The funding came three months after Waters, a senior member of the committee that oversees banking, helped arrange a meeting between officials of the bank, other minority-owned financial institutions and Treasury Department representatives.
Waters' husband, Sidney Williams, had owned stock in the bank and served on its board.
The Los Angeles Times conveniently forgets to touch upon the fact that Congressman Barney Frank (D-Mass) was also involved in the bailout of this bank. As head of the House Financial Services Committee, he was able to insert legislation designed to replenish the coffers of OneUnited with taxpayer money.
Troubled OneUnited Bank in Boston didn't look much like a candidate for aid from the Treasury Department's bank bailout fund last fall.
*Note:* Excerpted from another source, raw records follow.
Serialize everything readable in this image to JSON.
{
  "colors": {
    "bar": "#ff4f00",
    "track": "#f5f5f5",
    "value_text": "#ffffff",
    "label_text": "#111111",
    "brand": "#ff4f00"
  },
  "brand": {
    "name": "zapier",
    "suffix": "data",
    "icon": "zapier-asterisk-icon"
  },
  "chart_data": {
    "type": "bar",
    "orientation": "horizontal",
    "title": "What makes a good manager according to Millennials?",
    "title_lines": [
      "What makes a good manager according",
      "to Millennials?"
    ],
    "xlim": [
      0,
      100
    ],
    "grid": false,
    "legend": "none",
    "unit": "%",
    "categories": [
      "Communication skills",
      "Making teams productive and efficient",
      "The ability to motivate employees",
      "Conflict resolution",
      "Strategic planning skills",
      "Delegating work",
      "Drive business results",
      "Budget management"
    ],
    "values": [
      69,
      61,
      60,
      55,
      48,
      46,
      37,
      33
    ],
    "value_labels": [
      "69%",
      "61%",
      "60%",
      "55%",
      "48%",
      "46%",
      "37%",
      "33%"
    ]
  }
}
The Treasury had said it would give money only to healthy banks, to jump-start lending. But OneUnited had seen most of its capital evaporate. Moreover, it was under attack from its regulators for allegations of poor lending practices and executive-pay abuses, including owning a Porsche for its executives' use.
Nonetheless, in December OneUnited got a $12 million injection from the Treasury's Troubled Asset Relief Program, or TARP. One apparent factor: the intercession of Rep. Barney Frank, the powerful head of the House Financial Services Committee.
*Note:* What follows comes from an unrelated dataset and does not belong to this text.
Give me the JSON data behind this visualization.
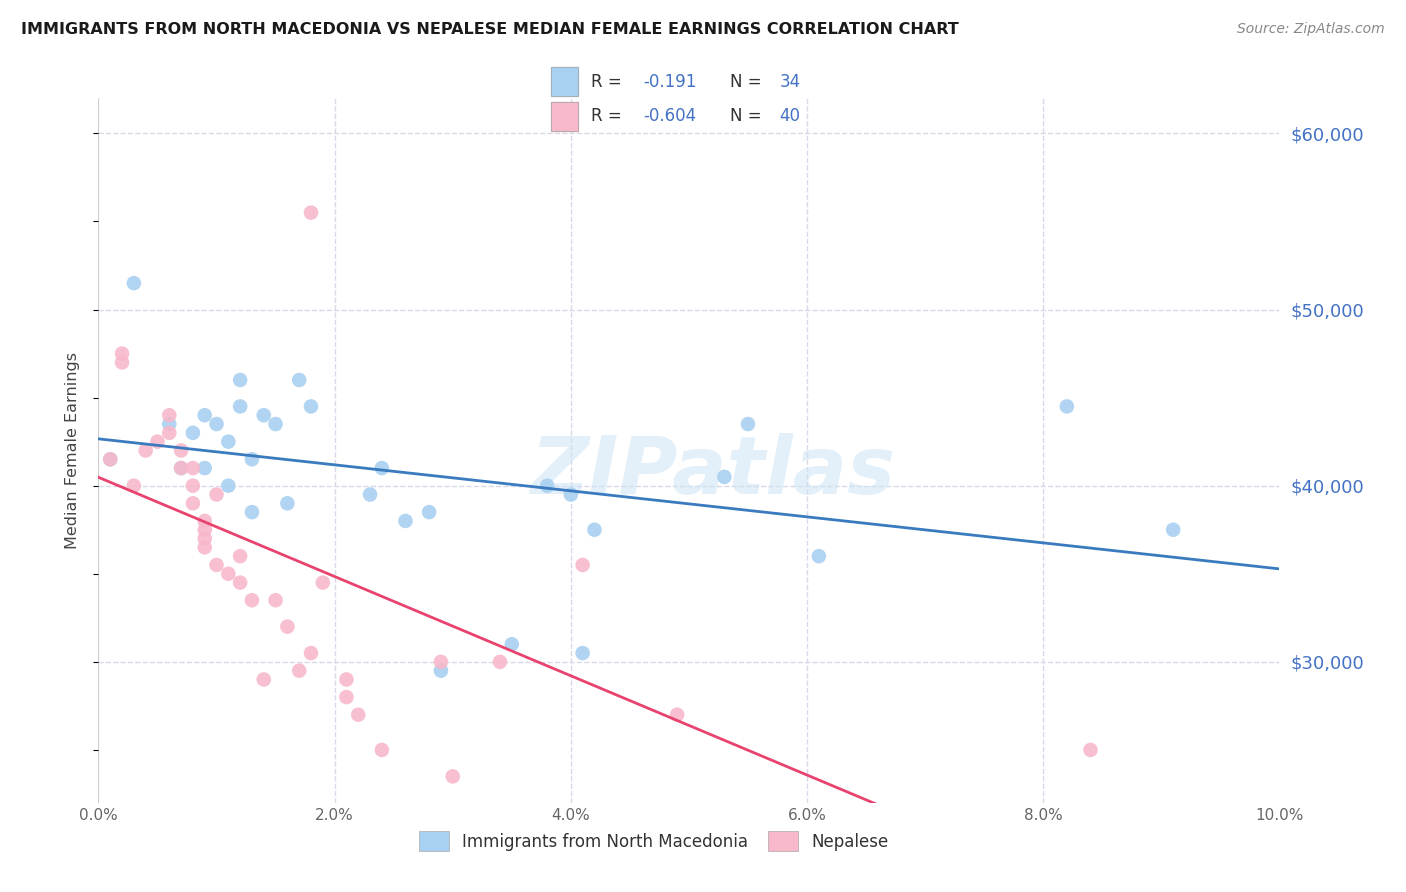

Mr. Frank, by his own account, wrote into the TARP bill a provision specifically aimed at helping this particular home-state bank. And later, he acknowledges, he spoke to regulators urging that OneUnited be considered for a cash injection.
These efforts were made despite the FDIC and Massachusetts bank regulatory officials alleging that poor lending practices and executive-compensation abuses contributed to the failure of the bank. Barney Frank justified his actions, in part, by citing the bank as the state's only financial institution owned by African-Americans.
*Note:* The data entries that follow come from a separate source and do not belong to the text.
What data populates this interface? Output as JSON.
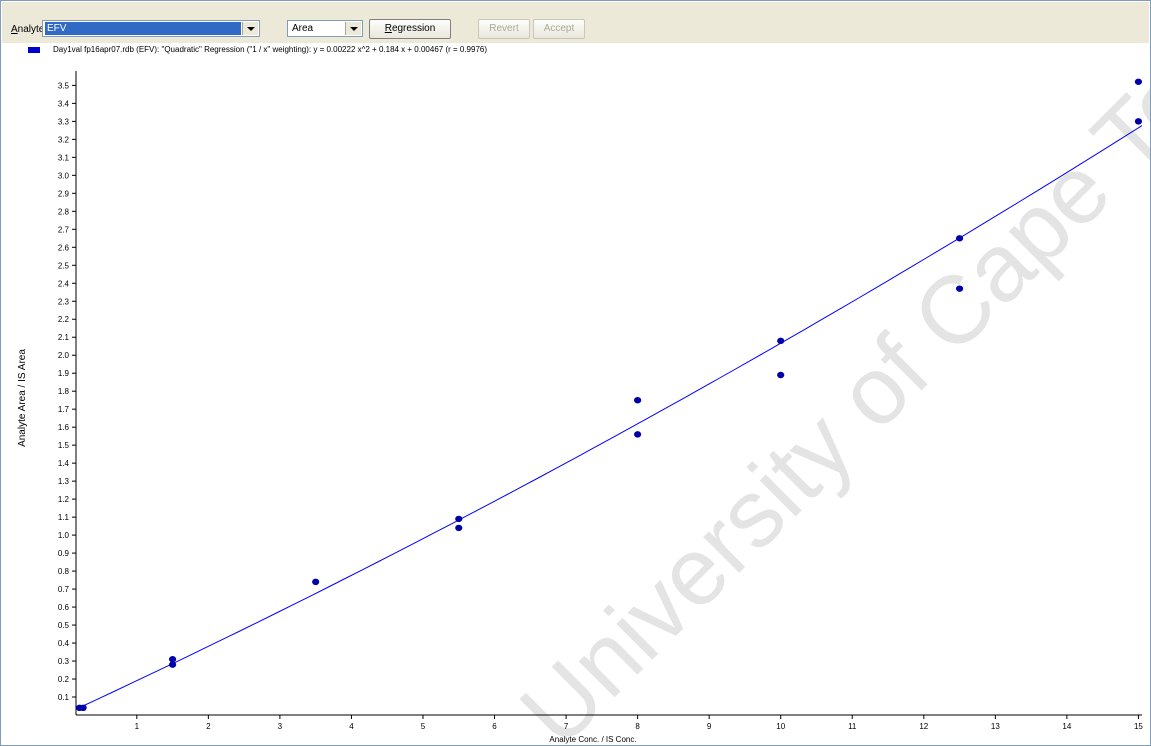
{
  "toolbar": {
    "analyte_label_prefix": "A",
    "analyte_label_rest": "nalyte:",
    "analyte_value": "EFV",
    "measure_value": "Area",
    "regression_mnemonic": "R",
    "regression_rest": "egression",
    "revert_label": "Revert",
    "accept_label": "Accept"
  },
  "legend": {
    "text": "Day1val fp16apr07.rdb (EFV): \"Quadratic\" Regression (\"1 / x\" weighting): y = 0.00222 x^2 + 0.184 x + 0.00467 (r = 0.9976)",
    "color": "#0000cc"
  },
  "watermark": "University of Cape Town",
  "chart_data": {
    "type": "scatter",
    "xlabel": "Analyte Conc. / IS Conc.",
    "ylabel": "Analyte Area / IS Area",
    "xlim": [
      0.15,
      15.05
    ],
    "ylim": [
      0.0,
      3.58
    ],
    "x_ticks": [
      1,
      2,
      3,
      4,
      5,
      6,
      7,
      8,
      9,
      10,
      11,
      12,
      13,
      14,
      15
    ],
    "y_ticks": [
      0.1,
      0.2,
      0.3,
      0.4,
      0.5,
      0.6,
      0.7,
      0.8,
      0.9,
      1.0,
      1.1,
      1.2,
      1.3,
      1.4,
      1.5,
      1.6,
      1.7,
      1.8,
      1.9,
      2.0,
      2.1,
      2.2,
      2.3,
      2.4,
      2.5,
      2.6,
      2.7,
      2.8,
      2.9,
      3.0,
      3.1,
      3.2,
      3.3,
      3.4,
      3.5
    ],
    "points": [
      {
        "x": 0.2,
        "y": 0.04
      },
      {
        "x": 0.25,
        "y": 0.04
      },
      {
        "x": 1.5,
        "y": 0.31
      },
      {
        "x": 1.5,
        "y": 0.28
      },
      {
        "x": 3.5,
        "y": 0.74
      },
      {
        "x": 5.5,
        "y": 1.09
      },
      {
        "x": 5.5,
        "y": 1.04
      },
      {
        "x": 8.0,
        "y": 1.75
      },
      {
        "x": 8.0,
        "y": 1.56
      },
      {
        "x": 10.0,
        "y": 2.08
      },
      {
        "x": 10.0,
        "y": 1.89
      },
      {
        "x": 12.5,
        "y": 2.65
      },
      {
        "x": 12.5,
        "y": 2.37
      },
      {
        "x": 15.0,
        "y": 3.52
      },
      {
        "x": 15.0,
        "y": 3.3
      }
    ],
    "fit": {
      "type": "quadratic",
      "a": 0.00222,
      "b": 0.184,
      "c": 0.00467,
      "x_range": [
        0.2,
        15.05
      ]
    },
    "series_color": "#0000aa",
    "line_color": "#0000ff",
    "grid": false
  }
}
Or was Barney Frank just logrolling (the trading of favors in politics so that the true perpetrators fingerprints are left off actions designed to favor them) for his political ally Maxine Waters. One can only hope that Congresswoman Waters continues her defiant stand towards the Ethics panel, refuses to accept a trivial "reprimand" and that some facts about Frank's role in this scandal come to light. This is the type of oversight that would be done if the Republicans took over the House and Darrell Issa, who heads the Government Oversight Committee, took charge.
Come to think of it..maybe the Ethics Panel, whose docket is filled with Democrats in trouble, is trying to rush through resolutions of these problems before Republicans take over in January. After all, these issues have lingered for a long time; yet, only now as November approaches, are we seeing a rush in Congress to sweep them under the rug. Or is it just a Congressional Coincidence? Uh, no.